Over 15x reduction in Chamfer Distance under severe occlusion

Consistent improvements in geometric accuracy across scenarios

Maintains a fully online reconstruction pipeline

Abstract

This paper presents a multimodal framework that integrates touch signals (contact points and surface normals) into 3D Gaussian Splatting (3DGS). Our approach enhances scene reconstruction, particularly under challenging conditions like low lighting, limited camera viewpoints, and occlusions. Different from the visual-only method, the proposed approach incorporates spatially selective touch measurements to refine both the geometry and appearance of the 3D Gaussian representation.

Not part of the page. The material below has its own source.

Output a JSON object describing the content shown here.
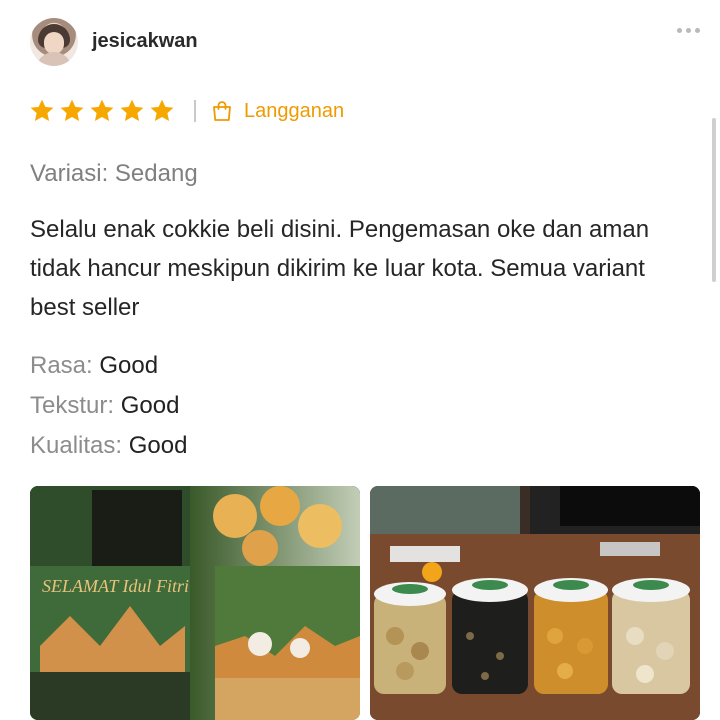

To guide the touch exploration, we introduce a two-stage sampling scheme that initially probes sparse regions and then concentrates on high-uncertainty boundaries identified from the reconstructed mesh. A geometric loss is proposed to ensure surface smoothness, resulting in improved geometry. Experimental results across diverse scenarios show consistent improvements in geometric accuracy. In the most challenging case with severe occlusion, the Chamfer Distance is reduced by over 15x, demonstrating the effectiveness of integrating touch cues into 3D Gaussian Splatting. Furthermore, our approach maintains a fully online pipeline, underscoring its feasibility in visually degraded environments.